CO N°1311 (09 septembre 2023) – Gabon – Coup d’État : on prend les mêmes et on continue ?

Bien que très diminué depuis quelques années par suite d’un accident vasculaire cérébral, le président du Gabon, Ali Bongo, a voulu se faire « élire » à nouveau en 2023. Le scrutin du 26 août dernier, qui aurait tourné en défaveur du dictateur, a provoqué une crise politique sur fond d’élection frauduleuse. La crise politique a débouché, mercredi 30 août, sur un coup d’État contre Bongo.

Le Gabon, ce pays d’Afrique équatoriale, à l’ombre de la Françafrique, peuplé de 2,4 millions d’habitants, regorge de richesses, notamment de pétrole et de gaz, de bois précieux et d’hydrocarbures. Les hydrocarbures sont aux mains des multinationales. Seules les infrastructures liées aux exportations sont modernes. La population gabonaise, elle, pour un tiers vit en dessous du seuil de pauvreté. Elle se débat pour survivre et 40 % des jeunes sont au chômage.

Ministre de son père Omar Bongo pendant vingt ans, Ali Bongo lui a succédé en muselant toute opposition. Le vernis démocratique des élections gabonaises s’est écaillé un peu plus en 2016, lorsqu’Ali Bongo a assuré sa réélection en bombardant le QG de son adversaire, faisant 27 morts à quelques pas du camp de l’armée française, qui n’a pas bronché. L’État français est intervenu sans discontinuer, y compris militairement, pour défendre les intérêts des entreprises telles TotalEnergies qui contrôlent l’économie de cette ancienne colonie.

Peu nombreux sont ceux qui déplorent le renversement d’Ali Bongo par un coup d’État militaire, tant le règne des Bongo depuis plus d’un demi-siècle rimait avec enrichissement personnel et soumission aux grandes compagnies françaises.
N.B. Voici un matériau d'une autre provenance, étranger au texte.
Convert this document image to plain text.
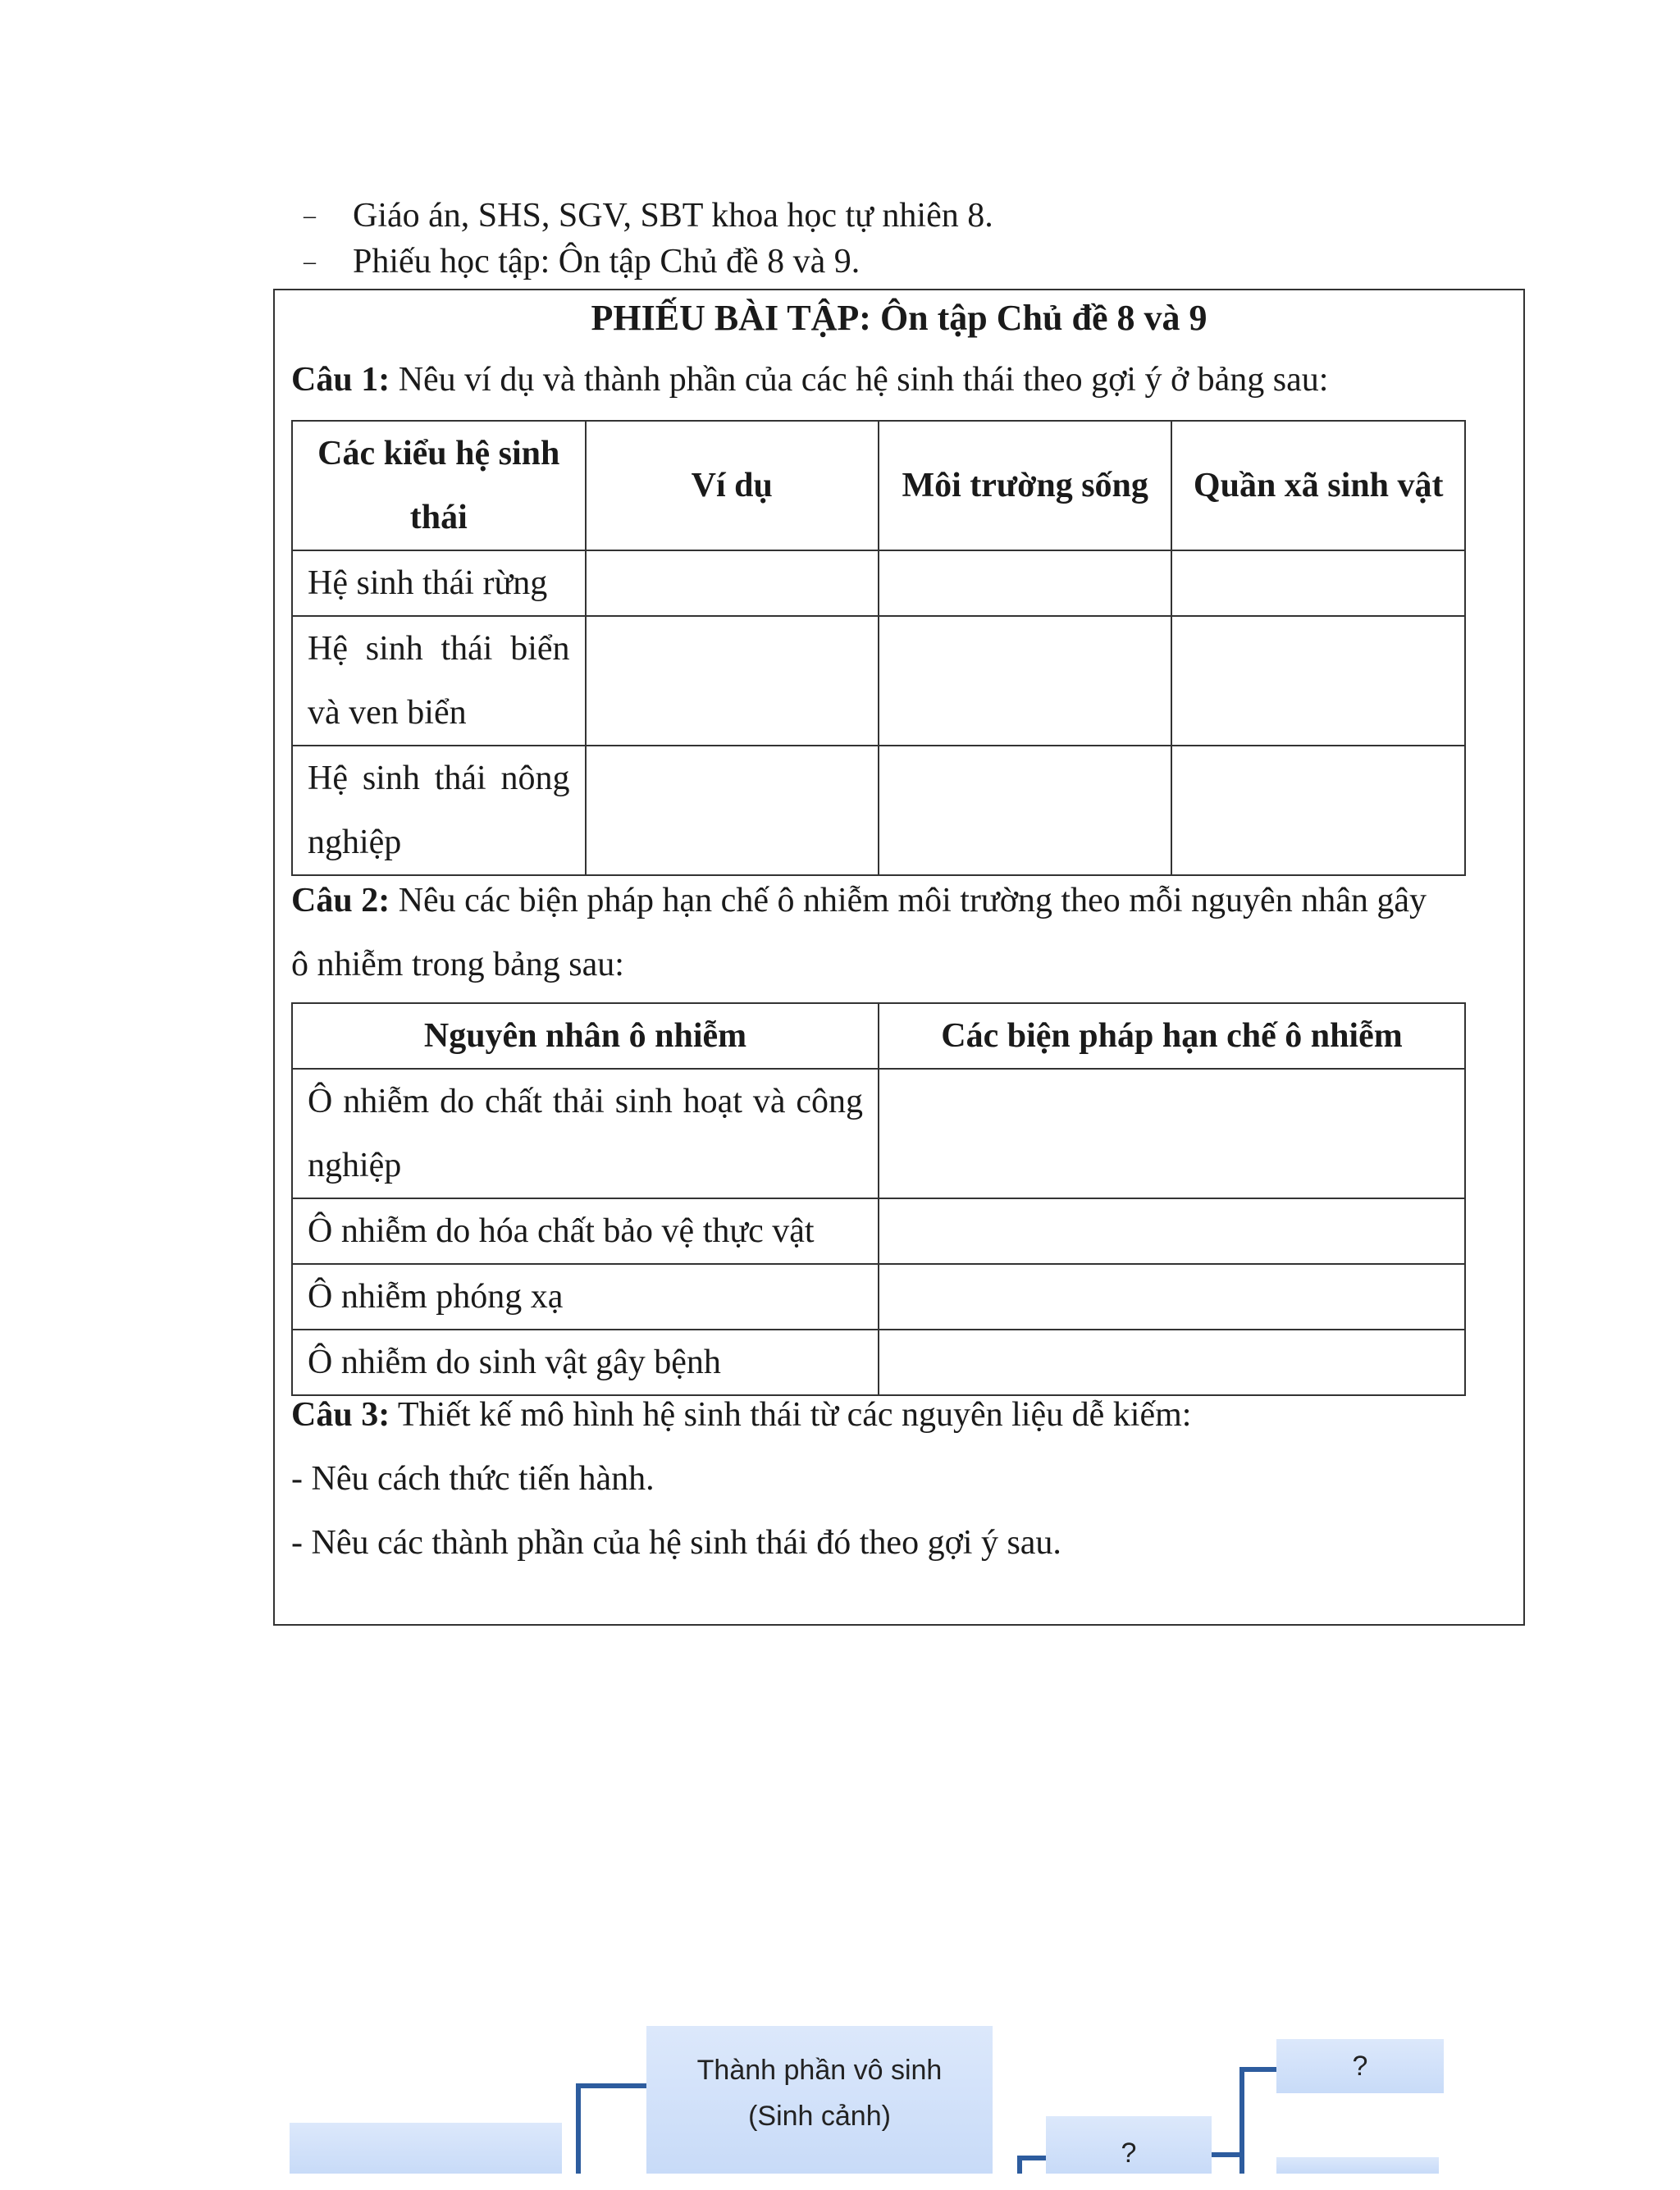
– Giáo án, SHS, SGV, SBT khoa học tự nhiên 8.
– Phiếu học tập: Ôn tập Chủ đề 8 và 9.
PHIẾU BÀI TẬP: Ôn tập Chủ đề 8 và 9
Câu 1: Nêu ví dụ và thành phần của các hệ sinh thái theo gợi ý ở bảng sau:
Các kiểu hệ sinh thái	Ví dụ	Môi trường sống	Quần xã sinh vật
Hệ sinh thái rừng			
Hệ sinh thái biển và ven biển			
Hệ sinh thái nông nghiệp			
Câu 2: Nêu các biện pháp hạn chế ô nhiễm môi trường theo mỗi nguyên nhân gây
ô nhiễm trong bảng sau:
Nguyên nhân ô nhiễm	Các biện pháp hạn chế ô nhiễm
Ô nhiễm do chất thải sinh hoạt và công nghiệp	
Ô nhiễm do hóa chất bảo vệ thực vật	
Ô nhiễm phóng xạ	
Ô nhiễm do sinh vật gây bệnh	
Câu 3: Thiết kế mô hình hệ sinh thái từ các nguyên liệu dễ kiếm:
- Nêu cách thức tiến hành.
- Nêu các thành phần của hệ sinh thái đó theo gợi ý sau.
Thành phần vô sinh
(Sinh cảnh)
?
?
La France le lâchera-t-elle au profit d’un autre pour garder son contrôle sur le Gabon ?

Le général Brice Clotaire Oligui Nguema, qui a renversé Ali Bongo, a prêté serment lundi au Gabon en tant que président d’une période de transition au terme de laquelle il a promis des élections sans en préciser la date.

Or ce nouvel homme fort est un cousin d’Ali Bongo. Il a commencé sa carrière au service d’Omar Bongo avant de devenir, en 2019, le responsable de la garde présidentielle du fils. Il est connu pour avoir détourné des millions afin d’investir dans l’immobilier en France et aux États-Unis.

Les travailleurs gabonais n’ont rien à attendre de cette révolution de palais. Elle s’est faite aussi contre eux.

Le gouvernement français peut éventuellement se satisfaire de ce changement si les nouveaux dirigeants du pays se montrent accommodants, l’important pour lui étant d’avoir à Libreville, la capitale, un régime qui protège les intérêts des grandes sociétés françaises. Mais la population du Gabon ne verra pas grande différence entre les nouveaux maîtres et les anciens.